Jury head Katarzyna Popowa-Zydron has said that apart from being excellent pianists, the participants should also show sensitivity and bring freshness to the music.

"I try to look for a rapport between the performer and Chopin," Popowa-Zydron said in an interview early in the competition.

Music is a "message from a person and [the musicians] should know what kind of person Chopin was."

Bowing to their artistry, the 17-member jury allowed two more finalists this year than usual.

Observers noted that the level of the competition was very high this year and said it's difficult to pick a favourite to win.

All the finalists are "very outstanding artists," said Aleksander Laskowski, spokesperson for the Fryderyk Chopin Institute that organized the competition.

Canadian pianist Charles Richard-Hamelin took silver in the competition the last time it was held, in 2015. (Elizabeth Delage)

Canadian a past silver medallist

Among previous winners are Maurizio Pollini of Italy, Argentina's Martha Argerich, Garrick Ohlsson from the United States, Poland's Krystian Zimerman and Artur Blechacz, and Seong-Jin Cho of South Korea.

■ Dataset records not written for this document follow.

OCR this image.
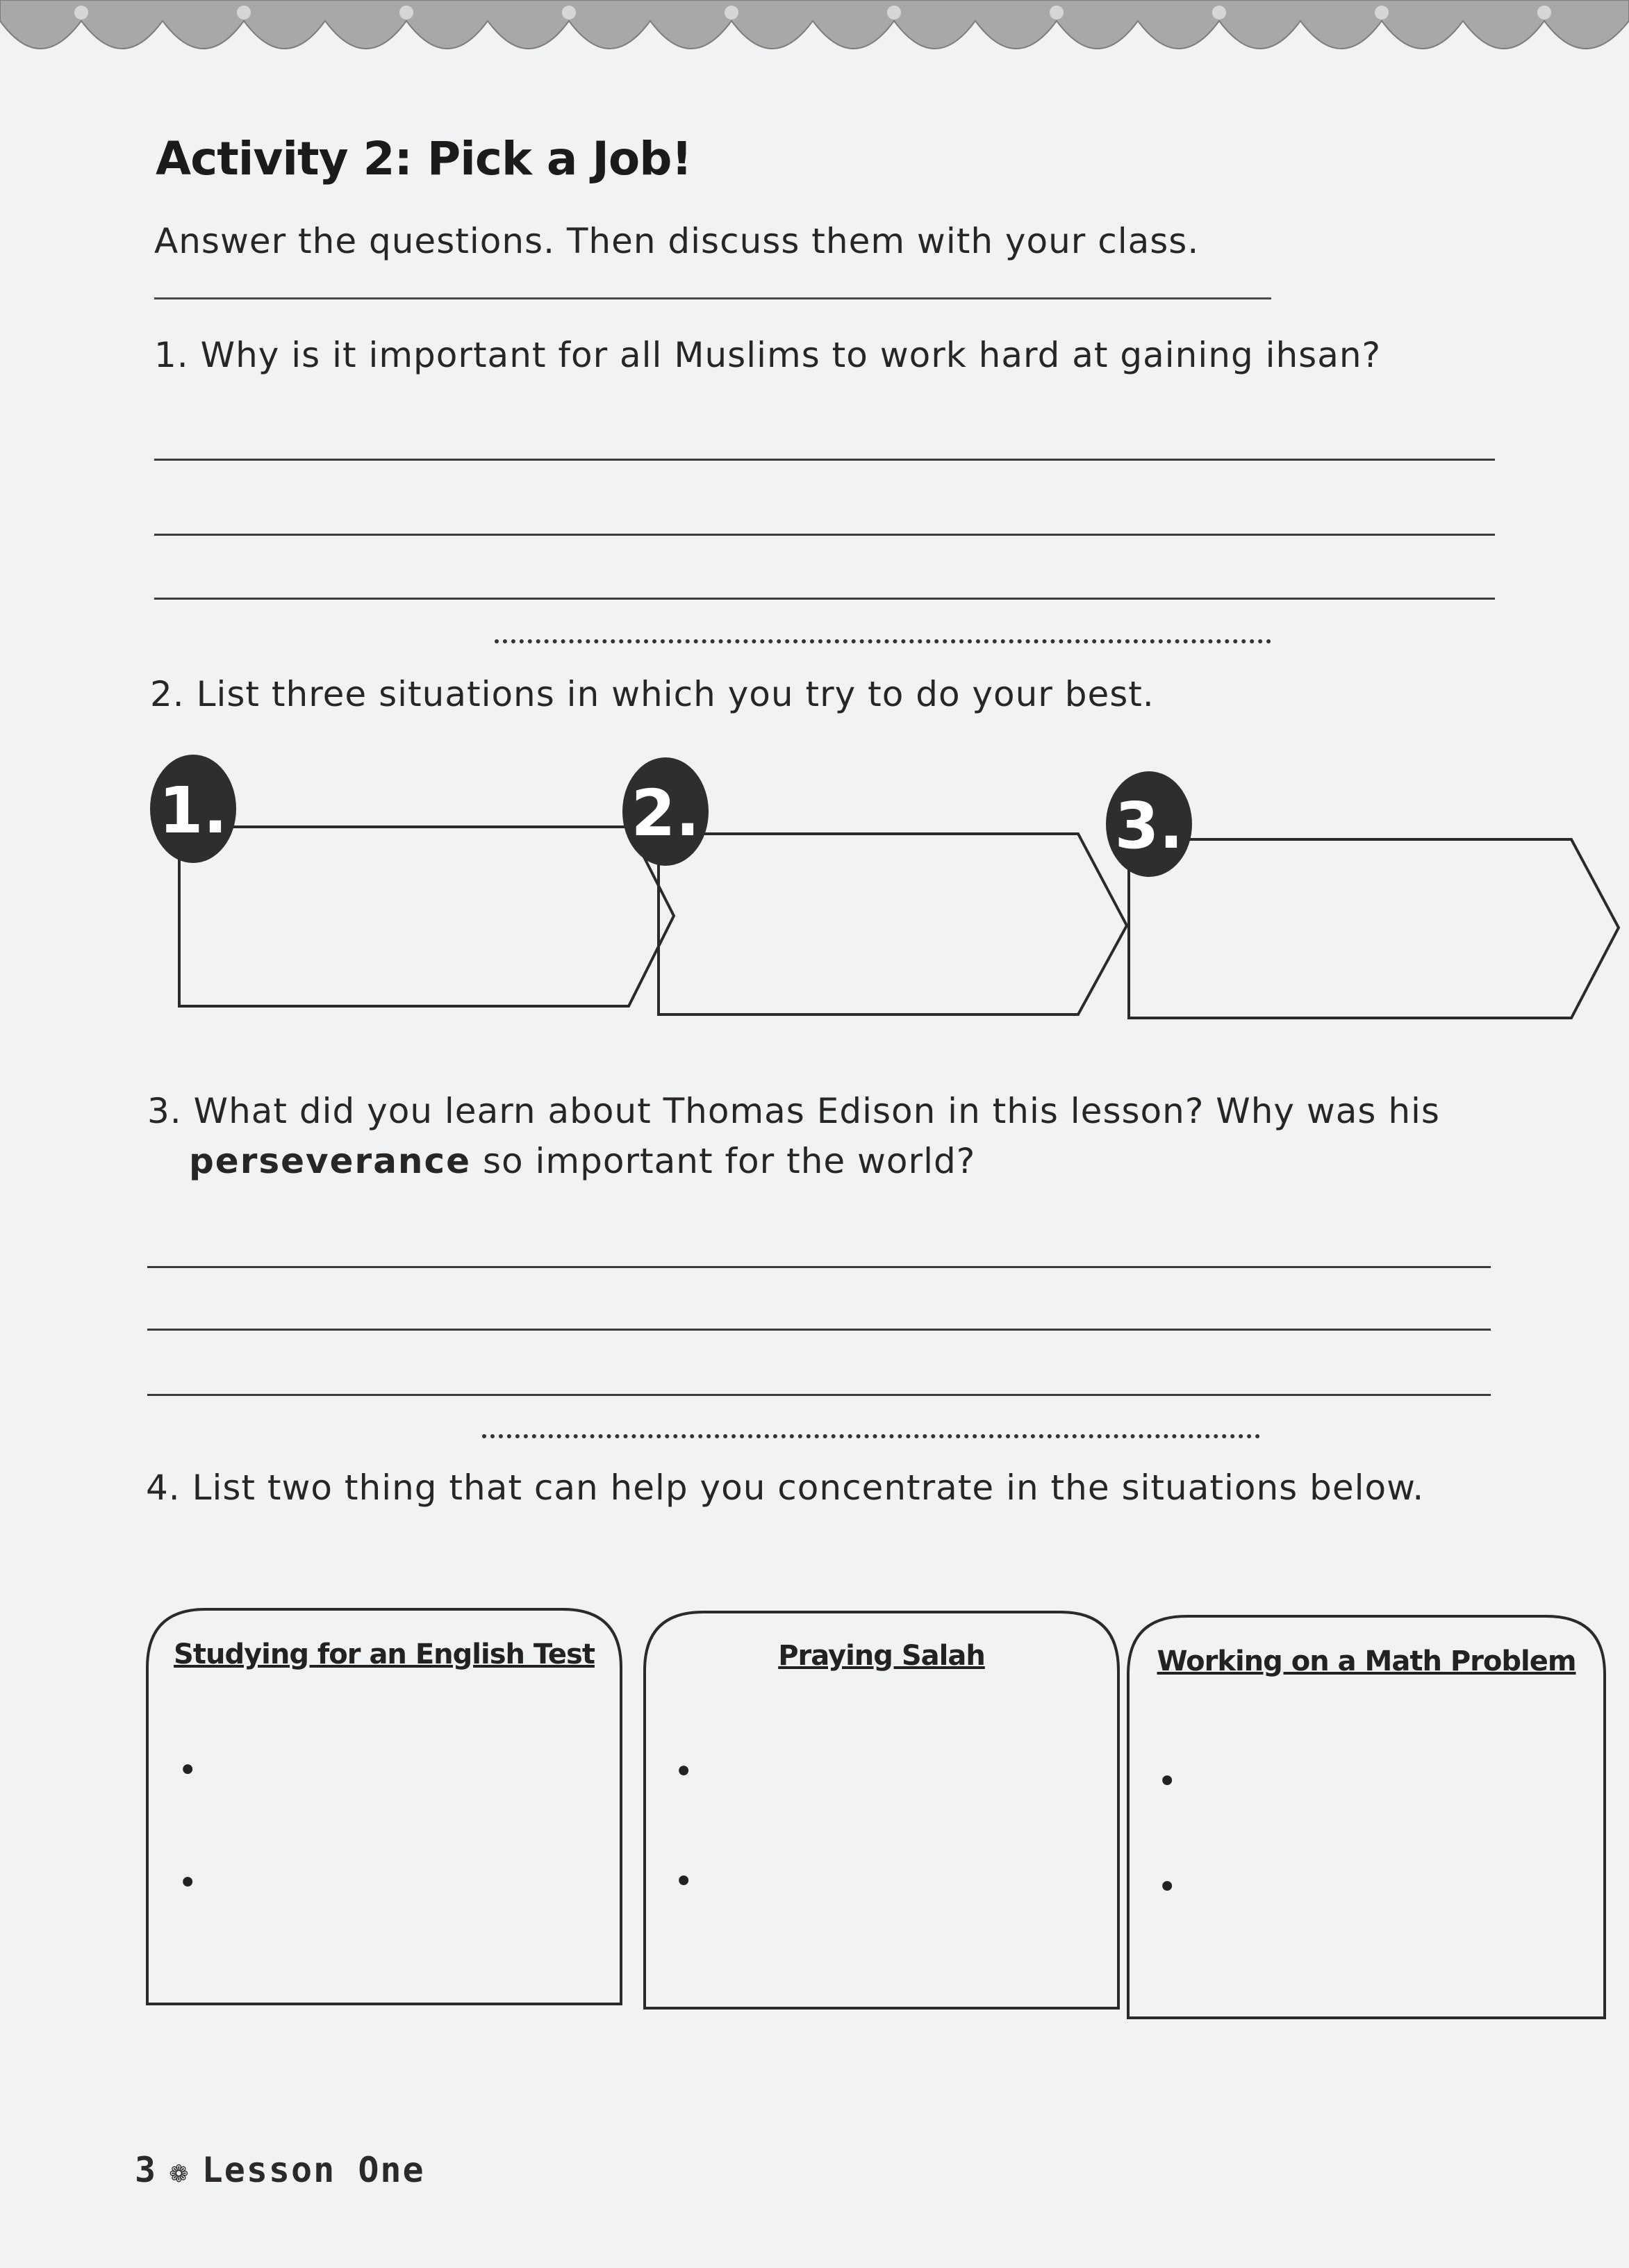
Activity 2: Pick a Job!

Answer the questions. Then discuss them with your class.

1. Why is it important for all Muslims to work hard at gaining ihsan?
2. List three situations in which you try to do your best.
1.	2.	3.
3. What did you learn about Thomas Edison in this lesson? Why was his
perseverance so important for the world?
4. List two thing that can help you concentrate in the situations below.
Studying for an English Test	Praying Salah	Working on a Math Problem
•
•
•
•
•
•
3 ❁ Lesson One
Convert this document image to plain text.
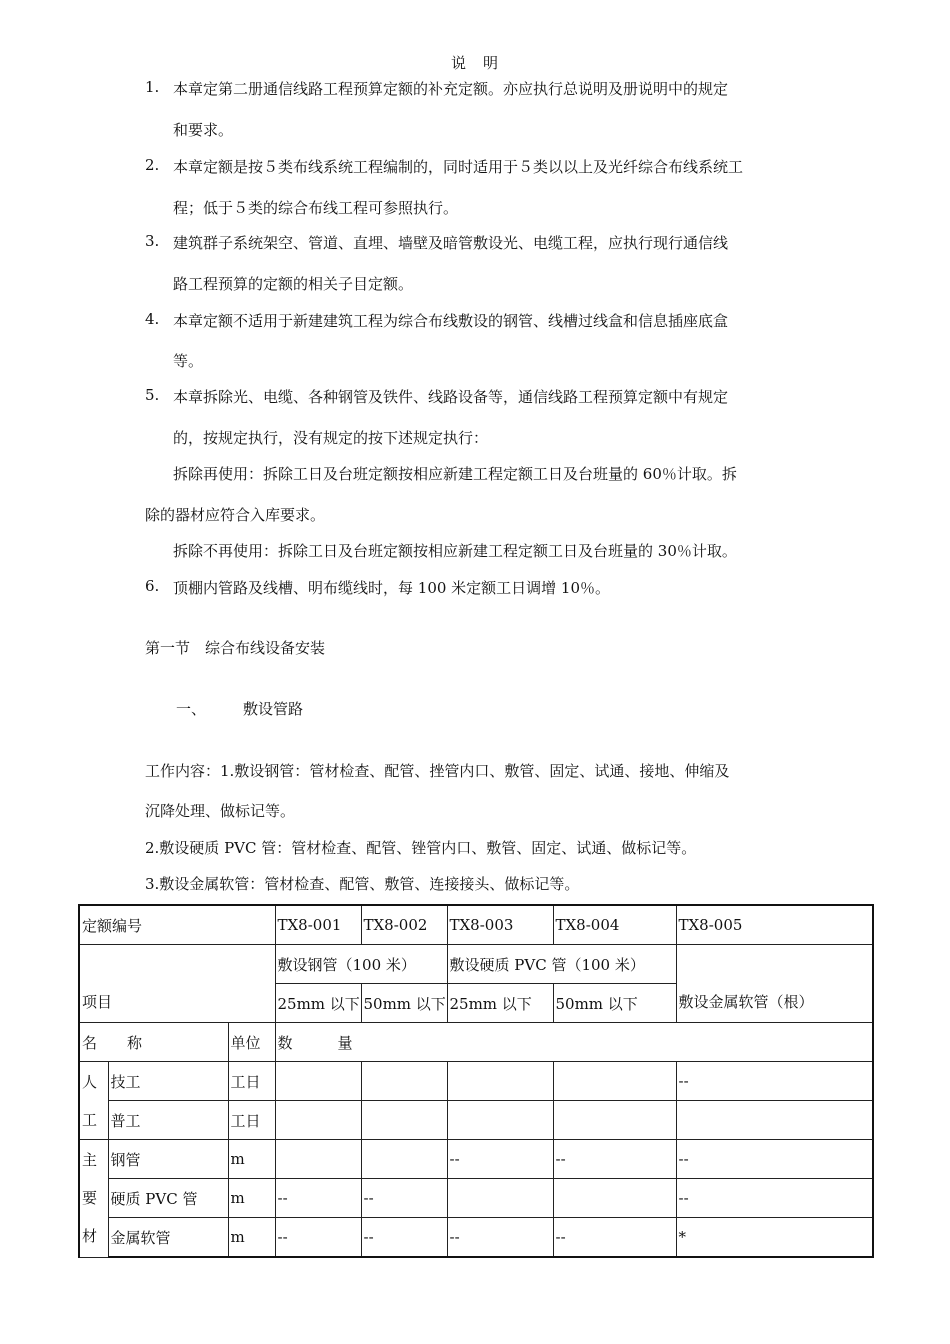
说　明
1. 本章定第二册通信线路工程预算定额的补充定额。亦应执行总说明及册说明中的规定
和要求。
2. 本章定额是按５类布线系统工程编制的，同时适用于５类以以上及光纤综合布线系统工
程；低于５类的综合布线工程可参照执行。
3. 建筑群子系统架空、管道、直埋、墙壁及暗管敷设光、电缆工程，应执行现行通信线
路工程预算的定额的相关子目定额。
4. 本章定额不适用于新建建筑工程为综合布线敷设的钢管、线槽过线盒和信息插座底盒
等。
5. 本章拆除光、电缆、各种钢管及铁件、线路设备等，通信线路工程预算定额中有规定
的，按规定执行，没有规定的按下述规定执行：
拆除再使用：拆除工日及台班定额按相应新建工程定额工日及台班量的 60％计取。拆
除的器材应符合入库要求。
拆除不再使用：拆除工日及台班定额按相应新建工程定额工日及台班量的 30％计取。
6. 顶棚内管路及线槽、明布缆线时，每 100 米定额工日调增 10％。
第一节　综合布线设备安装
一、 敷设管路
工作内容：1.敷设钢管：管材检查、配管、挫管内口、敷管、固定、试通、接地、伸缩及
沉降处理、做标记等。
2.敷设硬质 PVC 管：管材检查、配管、锉管内口、敷管、固定、试通、做标记等。
3.敷设金属软管：管材检查、配管、敷管、连接接头、做标记等。
定额编号			TX8-001	TX8-002	TX8-003	TX8-004	TX8-005
项目			敷设钢管（100 米）		敷设硬质 PVC 管（100 米）		敷设金属软管（根）
			25mm 以下	50mm 以下	25mm 以下	50mm 以下	
名　　称		单位	数　　　量				

人
工	技工	工日					--
	普工	工日					

主
要
材	钢管	m			--	--	--
	硬质 PVC 管	m	--	--			--
	金属软管	m	--	--	--	--	*
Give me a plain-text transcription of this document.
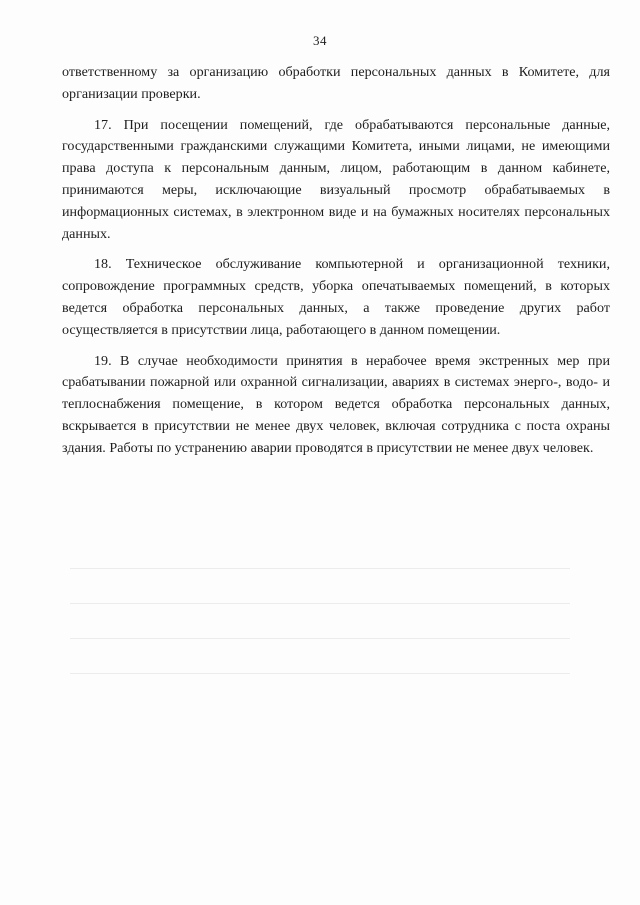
34

ответственному за организацию обработки персональных данных в Комитете, для организации проверки.

17. При посещении помещений, где обрабатываются персональные данные, государственными гражданскими служащими Комитета, иными лицами, не имеющими права доступа к персональным данным, лицом, работающим в данном кабинете, принимаются меры, исключающие визуальный просмотр обрабатываемых в информационных системах, в электронном виде и на бумажных носителях персональных данных.

18. Техническое обслуживание компьютерной и организационной техники, сопровождение программных средств, уборка опечатываемых помещений, в которых ведется обработка персональных данных, а также проведение других работ осуществляется в присутствии лица, работающего в данном помещении.

19. В случае необходимости принятия в нерабочее время экстренных мер при срабатывании пожарной или охранной сигнализации, авариях в системах энерго-, водо- и теплоснабжения помещение, в котором ведется обработка персональных данных, вскрывается в присутствии не менее двух человек, включая сотрудника с поста охраны здания. Работы по устранению аварии проводятся в присутствии не менее двух человек.
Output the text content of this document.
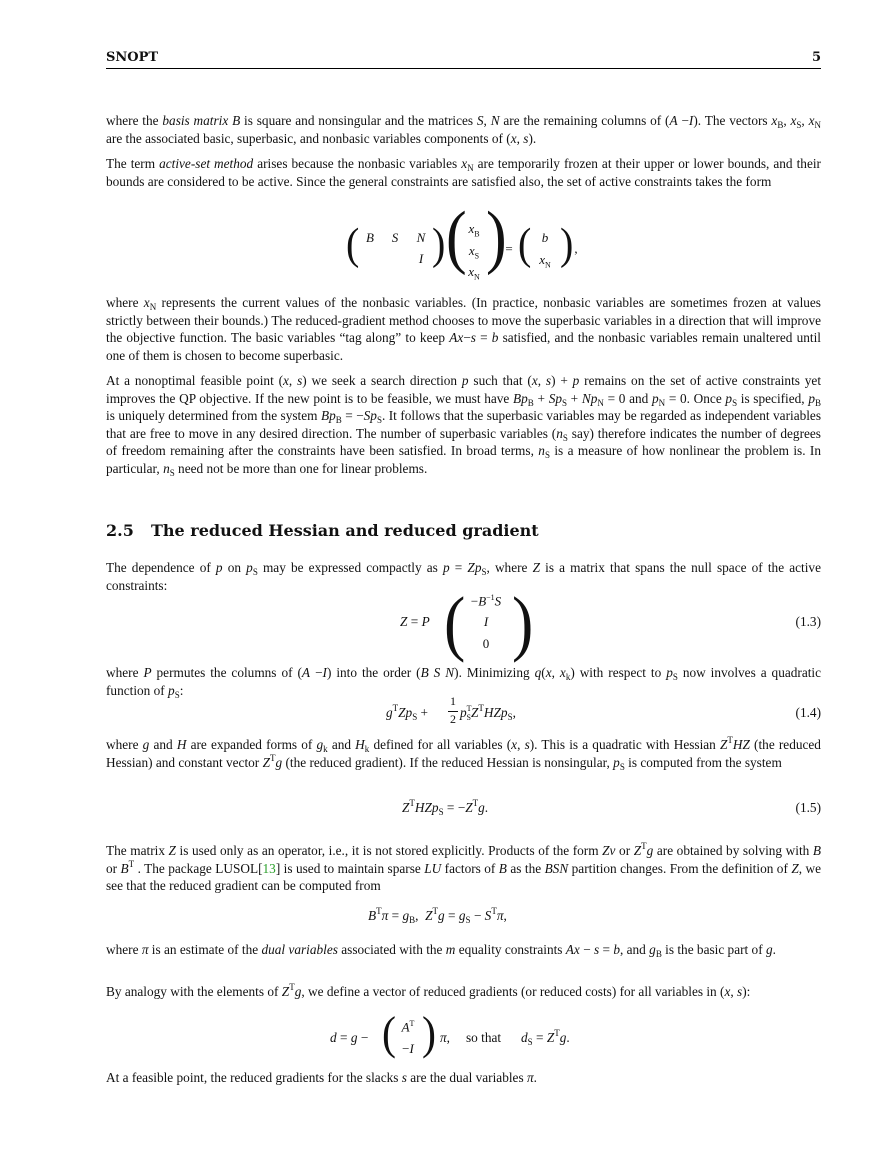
SNOPT	5
where the basis matrix B is square and nonsingular and the matrices S, N are the remaining columns of (A −I). The vectors $x_B$, $x_S$, $x_N$ are the associated basic, superbasic, and nonbasic variables components of (x, s).
The term active-set method arises because the nonbasic variables $x_N$ are temporarily frozen at their upper or lower bounds, and their bounds are considered to be active. Since the general constraints are satisfied also, the set of active constraints takes the form
( B	S	N
I ) ( $x_B$
$x_S$
$x_N$
)
= ( b
$x_N$ ) ,
where $x_N$ represents the current values of the nonbasic variables. (In practice, nonbasic variables are sometimes frozen at values strictly between their bounds.) The reduced-gradient method chooses to move the superbasic variables in a direction that will improve the objective function. The basic variables “tag along” to keep Ax−s = b satisfied, and the nonbasic variables remain unaltered until one of them is chosen to become superbasic.
At a nonoptimal feasible point (x, s) we seek a search direction p such that (x, s) + p remains on the set of active constraints yet improves the QP objective. If the new point is to be feasible, we must have $Bp_B + Sp_S + Np_N = 0$ and $p_N = 0$. Once $p_S$ is specified, $p_B$ is uniquely determined from the system $Bp_B = -Sp_S$. It follows that the superbasic variables may be regarded as independent variables that are free to move in any desired direction. The number of superbasic variables ($n_S$ say) therefore indicates the number of degrees of freedom remaining after the constraints have been satisfied. In broad terms, $n_S$ is a measure of how nonlinear the problem is. In particular, $n_S$ need not be more than one for linear problems.
2.5 The reduced Hessian and reduced gradient
The dependence of p on $p_S$ may be expressed compactly as $p = Zp_S$, where Z is a matrix that spans the null space of the active constraints:
Z = P ( $-B^{-1}S$
I
0 )	(1.3)
where P permutes the columns of (A −I) into the order (B S N). Minimizing q(x, $x_k$) with respect to $p_S$ now involves a quadratic function of $p_S$:
$g^TZp_S$ +
1
2 $p^T_SZ^THZp_S$,	(1.4)
where g and H are expanded forms of $g_k$ and $H_k$ defined for all variables (x, s). This is a quadratic with Hessian $Z^THZ$ (the reduced Hessian) and constant vector $Z^Tg$ (the reduced gradient). If the reduced Hessian is nonsingular, $p_S$ is computed from the system
$Z^THZp_S = -Z^Tg$.	(1.5)
The matrix Z is used only as an operator, i.e., it is not stored explicitly. Products of the form Zv or $Z^Tg$ are obtained by solving with B or $B^T$ . The package LUSOL[13] is used to maintain sparse LU factors of B as the BSN partition changes. From the definition of Z, we see that the reduced gradient can be computed from
$B^T\pi = g_B$,  $Z^Tg = g_S - S^T\pi$,
where π is an estimate of the dual variables associated with the m equality constraints Ax − s = b, and $g_B$ is the basic part of g.
By analogy with the elements of $Z^Tg$, we define a vector of reduced gradients (or reduced costs) for all variables in (x, s):
d = g − ( $A^T$
−I ) π, so that $d_S = Z^Tg$.
At a feasible point, the reduced gradients for the slacks s are the dual variables π.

Canadian Charles Richard-Hamelin won silver the last time the competition was held in 2015. 

Chopin, Poland's best known and beloved classical music composer and pianist, was born in 1810 in Zelazowa Wola near Warsaw to a Polish mother and a French father. He left Poland at 19 to broaden his musical education in Vienna and then in Paris, where he settled, composing, giving concerts and teaching the piano.

Chopin died on Oct. 17, 1849, in Paris and is buried at the Pere Lachaise cemetery. His heart is at the Holy Cross Church in Warsaw.